Can Central Asia Deliver U.S. Foreign Aid to Afghanistan?
The 2020 donor pledging conference for Afghanistan delivered ominous news to the Kabul government: it will receive 15-20% less aid than was pledged in 2016.
After almost 20 years of conflict, donor governments are cutting their commitments and attaching conditions to their money, such as progress in peace talks between Kabul and the Taliban, and a genuine effort to curb corruption.
As the amount of aid drops, the donors should seek more efficient ways to deliver reduced aid to Afghanistan because taxpayers are more concerned about the economic effects of the COVID-19 pandemic at home. One way may be to enlarge the role of the neighboring Central Asian countries.
Since 2016 there has been a shift in the region’s view of Afghanistan, to consider it again part of Central Asia. This is at odds with the Cold War view that recognized the boundaries of what was actually “Soviet Central Asia + the Kazakh Soviet Socialist Republic” and not of the wider region (Central Asia, Mongolia, the Caucasus, and Afghanistan) as a single cultural space.
The American troop presence in Afghanistan is dropping and there will be about 2,500 troops there by January 2021, when U.S. President Donald Trump leaves office. The U.S. departure will see a drop in troops from other NATO members as they rely on the U.S. for air support, transport, and logistics. This will put pressure on donor governments to further reduce the size of their financial commitments.
As foreign aid drops – and 75% of Afghanistan’s budget is foreign aid – it will still be necessary to grow the economy to make up for reduced foreign aid and claw back economic gains lost to COVID-19. The goal is to avoid a repeat of the fall of the Najibullah government in April 1992 which folded not because the Soviet troops left but because of the collapse of foreign aid and natural gas exports.
But, unlike in 1992, Central Asia can now take a role in integrating Afghanistan into the region’s economy, ensuring against another collapse of the government and civil war.
About 96% of U.S. government foreign aid is delivered via third parties, many under contract to bodies such as USAID. All that intermediation doesn’t come cheap, and many of USAID’s “implementing partners” (bureaucratese for “contractor”) have revenues of hundreds of millions of dollars per year – doing good while doing well, as it were.
Washington should explore using Central Asian governments, most likely Uzbekistan (with the biggest population) and Kazakhstan (with the biggest economy), for aid delivery to Afghanistan. They can deliver services at a lower cost than a U.S. contractor and will be motivated to make it work as they will have to live with the results.
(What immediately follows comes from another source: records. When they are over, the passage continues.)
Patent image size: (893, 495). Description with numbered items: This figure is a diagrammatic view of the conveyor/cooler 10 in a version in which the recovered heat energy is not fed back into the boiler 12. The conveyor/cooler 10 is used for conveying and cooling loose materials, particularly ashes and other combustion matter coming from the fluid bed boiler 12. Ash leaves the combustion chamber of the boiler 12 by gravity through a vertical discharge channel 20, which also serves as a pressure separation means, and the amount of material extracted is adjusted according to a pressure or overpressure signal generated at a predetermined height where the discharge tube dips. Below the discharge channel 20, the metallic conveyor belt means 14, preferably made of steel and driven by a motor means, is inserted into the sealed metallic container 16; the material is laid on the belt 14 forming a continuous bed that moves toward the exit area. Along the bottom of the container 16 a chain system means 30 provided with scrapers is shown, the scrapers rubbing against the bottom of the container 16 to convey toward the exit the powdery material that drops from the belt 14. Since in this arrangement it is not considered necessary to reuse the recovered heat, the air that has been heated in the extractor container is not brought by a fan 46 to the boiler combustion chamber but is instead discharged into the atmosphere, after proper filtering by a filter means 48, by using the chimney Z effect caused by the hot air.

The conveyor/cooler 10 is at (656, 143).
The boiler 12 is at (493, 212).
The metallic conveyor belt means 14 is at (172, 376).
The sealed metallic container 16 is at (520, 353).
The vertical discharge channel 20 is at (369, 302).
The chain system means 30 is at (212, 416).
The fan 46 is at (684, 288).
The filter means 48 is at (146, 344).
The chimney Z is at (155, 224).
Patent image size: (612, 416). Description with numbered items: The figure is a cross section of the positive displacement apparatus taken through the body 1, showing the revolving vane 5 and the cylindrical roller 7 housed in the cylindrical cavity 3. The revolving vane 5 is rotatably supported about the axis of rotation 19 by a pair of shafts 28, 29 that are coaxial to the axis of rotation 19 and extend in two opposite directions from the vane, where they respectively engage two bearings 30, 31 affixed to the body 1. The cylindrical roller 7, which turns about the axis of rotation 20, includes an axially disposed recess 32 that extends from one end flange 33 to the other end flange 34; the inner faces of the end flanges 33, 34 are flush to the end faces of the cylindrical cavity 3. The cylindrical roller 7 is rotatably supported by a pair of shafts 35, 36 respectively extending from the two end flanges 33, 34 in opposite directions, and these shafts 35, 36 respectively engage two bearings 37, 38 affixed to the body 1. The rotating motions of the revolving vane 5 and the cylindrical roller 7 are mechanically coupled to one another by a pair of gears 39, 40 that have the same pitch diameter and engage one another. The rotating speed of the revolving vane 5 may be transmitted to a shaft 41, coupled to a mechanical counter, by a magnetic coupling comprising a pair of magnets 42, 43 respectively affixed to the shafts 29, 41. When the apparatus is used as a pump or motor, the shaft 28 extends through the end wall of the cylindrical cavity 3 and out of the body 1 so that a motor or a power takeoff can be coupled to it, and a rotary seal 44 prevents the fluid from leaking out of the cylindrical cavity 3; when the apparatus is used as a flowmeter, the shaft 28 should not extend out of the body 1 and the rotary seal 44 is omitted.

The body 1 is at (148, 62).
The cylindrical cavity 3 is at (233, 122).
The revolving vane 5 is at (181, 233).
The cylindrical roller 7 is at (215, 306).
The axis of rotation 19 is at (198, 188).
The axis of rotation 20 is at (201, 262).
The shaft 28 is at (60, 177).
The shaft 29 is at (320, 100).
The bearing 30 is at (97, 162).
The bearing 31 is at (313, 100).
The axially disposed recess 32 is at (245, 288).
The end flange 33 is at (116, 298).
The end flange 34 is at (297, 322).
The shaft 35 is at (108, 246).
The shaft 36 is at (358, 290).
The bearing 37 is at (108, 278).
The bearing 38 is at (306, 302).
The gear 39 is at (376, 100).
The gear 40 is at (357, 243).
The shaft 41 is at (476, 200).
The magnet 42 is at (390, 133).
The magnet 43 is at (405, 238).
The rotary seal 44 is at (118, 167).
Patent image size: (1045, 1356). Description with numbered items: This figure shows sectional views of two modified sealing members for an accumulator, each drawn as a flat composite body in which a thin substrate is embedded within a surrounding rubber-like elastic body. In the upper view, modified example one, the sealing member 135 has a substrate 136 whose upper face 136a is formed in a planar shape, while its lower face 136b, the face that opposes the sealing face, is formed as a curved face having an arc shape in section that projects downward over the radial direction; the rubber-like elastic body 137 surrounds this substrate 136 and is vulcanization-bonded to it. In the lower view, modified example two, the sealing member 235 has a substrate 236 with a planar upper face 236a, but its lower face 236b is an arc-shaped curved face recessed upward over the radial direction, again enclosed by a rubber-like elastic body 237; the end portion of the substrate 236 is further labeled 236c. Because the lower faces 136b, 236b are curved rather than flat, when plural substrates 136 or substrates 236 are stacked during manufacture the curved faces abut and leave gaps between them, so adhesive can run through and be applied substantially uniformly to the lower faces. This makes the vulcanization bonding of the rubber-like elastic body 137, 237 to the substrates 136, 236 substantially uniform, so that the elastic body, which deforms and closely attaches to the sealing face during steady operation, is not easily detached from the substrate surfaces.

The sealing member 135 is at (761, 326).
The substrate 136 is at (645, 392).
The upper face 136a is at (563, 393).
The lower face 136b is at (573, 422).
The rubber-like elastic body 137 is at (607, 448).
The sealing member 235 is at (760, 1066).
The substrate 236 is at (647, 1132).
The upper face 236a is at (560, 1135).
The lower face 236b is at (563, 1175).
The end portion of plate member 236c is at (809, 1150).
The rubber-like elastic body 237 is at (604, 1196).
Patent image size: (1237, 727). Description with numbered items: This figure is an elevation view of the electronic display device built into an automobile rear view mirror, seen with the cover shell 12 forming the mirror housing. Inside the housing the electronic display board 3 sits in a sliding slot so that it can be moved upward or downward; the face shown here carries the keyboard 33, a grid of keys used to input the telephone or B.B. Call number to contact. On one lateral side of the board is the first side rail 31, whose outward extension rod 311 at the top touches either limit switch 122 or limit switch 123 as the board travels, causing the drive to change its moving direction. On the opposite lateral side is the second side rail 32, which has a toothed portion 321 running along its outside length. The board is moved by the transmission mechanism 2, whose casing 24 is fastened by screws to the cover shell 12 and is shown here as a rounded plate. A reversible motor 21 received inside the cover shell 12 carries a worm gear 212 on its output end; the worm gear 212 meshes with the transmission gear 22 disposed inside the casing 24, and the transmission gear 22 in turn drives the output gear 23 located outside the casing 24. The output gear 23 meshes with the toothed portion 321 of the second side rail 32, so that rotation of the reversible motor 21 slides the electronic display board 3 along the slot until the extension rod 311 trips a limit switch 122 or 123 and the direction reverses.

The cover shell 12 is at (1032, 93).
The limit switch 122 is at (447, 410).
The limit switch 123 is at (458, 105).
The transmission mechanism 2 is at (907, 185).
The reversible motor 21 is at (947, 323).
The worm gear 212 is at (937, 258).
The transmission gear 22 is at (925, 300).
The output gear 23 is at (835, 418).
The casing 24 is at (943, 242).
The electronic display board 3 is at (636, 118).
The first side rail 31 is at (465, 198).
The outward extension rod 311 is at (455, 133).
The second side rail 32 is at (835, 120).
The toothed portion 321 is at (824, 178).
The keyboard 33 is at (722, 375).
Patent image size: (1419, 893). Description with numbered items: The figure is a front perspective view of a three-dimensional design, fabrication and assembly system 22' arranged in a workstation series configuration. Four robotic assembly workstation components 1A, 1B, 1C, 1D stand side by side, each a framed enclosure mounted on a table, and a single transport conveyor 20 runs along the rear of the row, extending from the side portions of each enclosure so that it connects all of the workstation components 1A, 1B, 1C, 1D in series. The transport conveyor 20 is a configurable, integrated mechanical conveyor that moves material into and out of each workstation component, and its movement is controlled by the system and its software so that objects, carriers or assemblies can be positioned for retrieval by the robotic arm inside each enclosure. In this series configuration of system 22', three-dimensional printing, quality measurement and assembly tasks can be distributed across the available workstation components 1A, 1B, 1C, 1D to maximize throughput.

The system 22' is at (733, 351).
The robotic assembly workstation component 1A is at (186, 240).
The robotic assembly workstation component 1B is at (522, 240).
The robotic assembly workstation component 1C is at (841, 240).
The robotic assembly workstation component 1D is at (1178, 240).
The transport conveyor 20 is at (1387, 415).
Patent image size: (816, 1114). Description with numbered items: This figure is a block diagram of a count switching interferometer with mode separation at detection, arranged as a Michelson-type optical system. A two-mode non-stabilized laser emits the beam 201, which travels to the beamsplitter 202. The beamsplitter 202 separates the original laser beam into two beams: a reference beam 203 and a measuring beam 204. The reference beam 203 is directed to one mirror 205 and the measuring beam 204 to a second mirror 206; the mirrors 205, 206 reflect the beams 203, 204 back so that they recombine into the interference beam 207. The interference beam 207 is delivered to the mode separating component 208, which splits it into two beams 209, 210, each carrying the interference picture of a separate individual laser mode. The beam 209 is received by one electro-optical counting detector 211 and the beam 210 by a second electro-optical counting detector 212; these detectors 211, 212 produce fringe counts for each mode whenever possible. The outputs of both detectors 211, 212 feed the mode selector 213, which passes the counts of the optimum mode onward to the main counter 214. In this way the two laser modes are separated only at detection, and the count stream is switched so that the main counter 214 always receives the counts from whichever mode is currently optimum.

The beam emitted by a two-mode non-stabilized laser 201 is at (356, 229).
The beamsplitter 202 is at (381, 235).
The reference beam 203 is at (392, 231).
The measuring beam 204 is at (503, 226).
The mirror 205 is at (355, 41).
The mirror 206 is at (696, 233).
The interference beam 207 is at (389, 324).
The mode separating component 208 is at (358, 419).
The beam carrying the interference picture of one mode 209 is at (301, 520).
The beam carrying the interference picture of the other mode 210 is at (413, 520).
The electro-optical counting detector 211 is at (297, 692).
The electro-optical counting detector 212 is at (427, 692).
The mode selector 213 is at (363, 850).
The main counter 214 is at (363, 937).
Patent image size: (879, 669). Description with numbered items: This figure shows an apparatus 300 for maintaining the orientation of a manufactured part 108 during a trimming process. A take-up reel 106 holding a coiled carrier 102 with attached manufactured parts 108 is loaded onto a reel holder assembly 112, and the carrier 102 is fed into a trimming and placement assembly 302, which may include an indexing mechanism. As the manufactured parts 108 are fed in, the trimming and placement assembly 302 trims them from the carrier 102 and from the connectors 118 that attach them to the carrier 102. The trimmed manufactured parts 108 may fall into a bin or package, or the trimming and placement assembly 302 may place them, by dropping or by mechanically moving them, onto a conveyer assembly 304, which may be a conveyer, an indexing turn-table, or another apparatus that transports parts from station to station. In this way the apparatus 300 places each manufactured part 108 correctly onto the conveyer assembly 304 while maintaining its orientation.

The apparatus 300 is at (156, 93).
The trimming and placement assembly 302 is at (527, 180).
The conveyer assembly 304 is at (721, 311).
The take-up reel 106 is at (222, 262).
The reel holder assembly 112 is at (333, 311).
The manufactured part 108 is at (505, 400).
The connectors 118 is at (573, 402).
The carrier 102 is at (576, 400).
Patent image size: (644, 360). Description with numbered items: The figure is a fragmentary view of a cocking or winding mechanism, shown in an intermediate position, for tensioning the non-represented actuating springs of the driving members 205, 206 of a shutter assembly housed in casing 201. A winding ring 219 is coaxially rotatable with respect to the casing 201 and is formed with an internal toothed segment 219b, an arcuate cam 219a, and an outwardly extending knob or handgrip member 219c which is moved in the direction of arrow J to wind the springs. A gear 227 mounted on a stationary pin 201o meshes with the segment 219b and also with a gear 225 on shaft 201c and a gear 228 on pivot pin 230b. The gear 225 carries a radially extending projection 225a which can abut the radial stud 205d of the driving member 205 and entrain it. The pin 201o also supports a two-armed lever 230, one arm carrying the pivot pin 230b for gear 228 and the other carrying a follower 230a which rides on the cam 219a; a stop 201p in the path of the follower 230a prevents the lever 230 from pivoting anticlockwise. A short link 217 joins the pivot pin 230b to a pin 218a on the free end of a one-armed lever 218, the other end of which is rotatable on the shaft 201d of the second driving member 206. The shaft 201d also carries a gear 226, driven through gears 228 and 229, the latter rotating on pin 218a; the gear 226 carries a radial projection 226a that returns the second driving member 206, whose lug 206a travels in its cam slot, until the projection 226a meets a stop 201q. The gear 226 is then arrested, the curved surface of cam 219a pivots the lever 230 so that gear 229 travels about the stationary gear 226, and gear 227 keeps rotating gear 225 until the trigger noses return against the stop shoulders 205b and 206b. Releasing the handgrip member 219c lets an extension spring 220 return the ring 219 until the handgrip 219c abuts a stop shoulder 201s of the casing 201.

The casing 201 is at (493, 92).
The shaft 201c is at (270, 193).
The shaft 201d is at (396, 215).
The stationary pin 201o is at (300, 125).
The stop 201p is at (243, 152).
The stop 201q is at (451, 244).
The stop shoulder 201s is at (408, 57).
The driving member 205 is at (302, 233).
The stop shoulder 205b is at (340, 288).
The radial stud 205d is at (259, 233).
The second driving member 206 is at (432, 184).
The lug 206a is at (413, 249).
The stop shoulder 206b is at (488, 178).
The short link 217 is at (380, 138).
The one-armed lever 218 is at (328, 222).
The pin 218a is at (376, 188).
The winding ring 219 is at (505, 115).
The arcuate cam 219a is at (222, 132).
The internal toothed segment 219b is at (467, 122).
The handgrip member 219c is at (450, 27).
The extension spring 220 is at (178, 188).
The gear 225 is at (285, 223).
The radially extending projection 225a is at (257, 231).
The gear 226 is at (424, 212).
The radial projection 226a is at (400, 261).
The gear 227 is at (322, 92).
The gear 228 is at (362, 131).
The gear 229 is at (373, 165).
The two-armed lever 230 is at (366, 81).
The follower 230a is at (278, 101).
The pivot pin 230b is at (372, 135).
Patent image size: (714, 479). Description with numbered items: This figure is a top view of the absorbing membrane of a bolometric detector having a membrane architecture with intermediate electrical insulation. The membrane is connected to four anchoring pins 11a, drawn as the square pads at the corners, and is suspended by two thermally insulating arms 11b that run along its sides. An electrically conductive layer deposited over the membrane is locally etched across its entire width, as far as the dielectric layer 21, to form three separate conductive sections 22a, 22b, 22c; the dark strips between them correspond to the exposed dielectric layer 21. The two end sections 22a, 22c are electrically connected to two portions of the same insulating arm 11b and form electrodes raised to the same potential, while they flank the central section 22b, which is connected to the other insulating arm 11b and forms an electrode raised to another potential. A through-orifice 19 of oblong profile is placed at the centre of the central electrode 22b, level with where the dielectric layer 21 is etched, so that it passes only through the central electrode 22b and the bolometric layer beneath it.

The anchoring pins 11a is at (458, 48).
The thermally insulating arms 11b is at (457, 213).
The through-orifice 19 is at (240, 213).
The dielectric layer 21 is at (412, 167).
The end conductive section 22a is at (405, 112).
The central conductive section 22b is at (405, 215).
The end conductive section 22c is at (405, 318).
Uzbekistan and Kazakhstan are already training young Afghans, such as through a UN program to allow Afghan women to pursue degree studies in Kazakhstan and Uzbekistan; and the Educational Center for Training Afghan Citizens, a cooperative effort of Uzbekistan’s Ministry of Higher and Secondary Specialized Education, the European Union, and the United Nations Development Program.
Uzbekistan’s assistance building the Mazar-i-Sharif-Peshawar railway and the Surkhon-Puli-Khumri power line, which will increase Uzbekistan’s exports of electricity to Afghanistan by 70%, has been acknowledged by the Taliban as important to the country’s political process. And Kazakhstan is streamlining its own foreign aid effort which is focused on Afghanistan and the rest of Central Asia.
The Taliban likely feel they have little to learn from the Kabul government, NGOs, or delegations of well-meaning parliamentarians, so Uzbekistan and Kazakhstan may have to be the “explainers.”
Uzbekistan and Kazakhstan can tell the Taliban: violence and corruption drive away investors; keeping women out of the workforce dilutes the value of an investment as the investor has access to only 50% of the labor force; financial transparency reduces the perceived risk of a project (especially important when your country is in the basement of every corruption ranking); international conventions such as the Extractive Industries Transparency Initiative (EITI) will encourage investment, though it may reduce rents for the political class. And that from here on out the country needs engineers and accountants, not more gunmen.
So, the Central Asian states may be able to deliver foreign aid projects as the West reduces its footprint, complementing Washington’s objectives with their own efforts to foster regional integration. Thus, they can offer Afghanistan a helping hand and the Taliban a clear understanding of their new responsibilities and obligations, messages more likely to stick when they come from a peaceable neighbor that also provides needed aid services.
Uzbekistan’s president, Shavkat Mirziyoyev, has said, “The security of Afghanistan is the security of Uzbekistan, a guarantee of the stability and development of entire Central and Southern Asian region.” A greater foreign aid role for Afghanistan’s Central Asian neighbors can help the country join the world’s economy and keep it from becoming a safe harbor for terrorism, and a hub of trafficking drugs, arms, and people.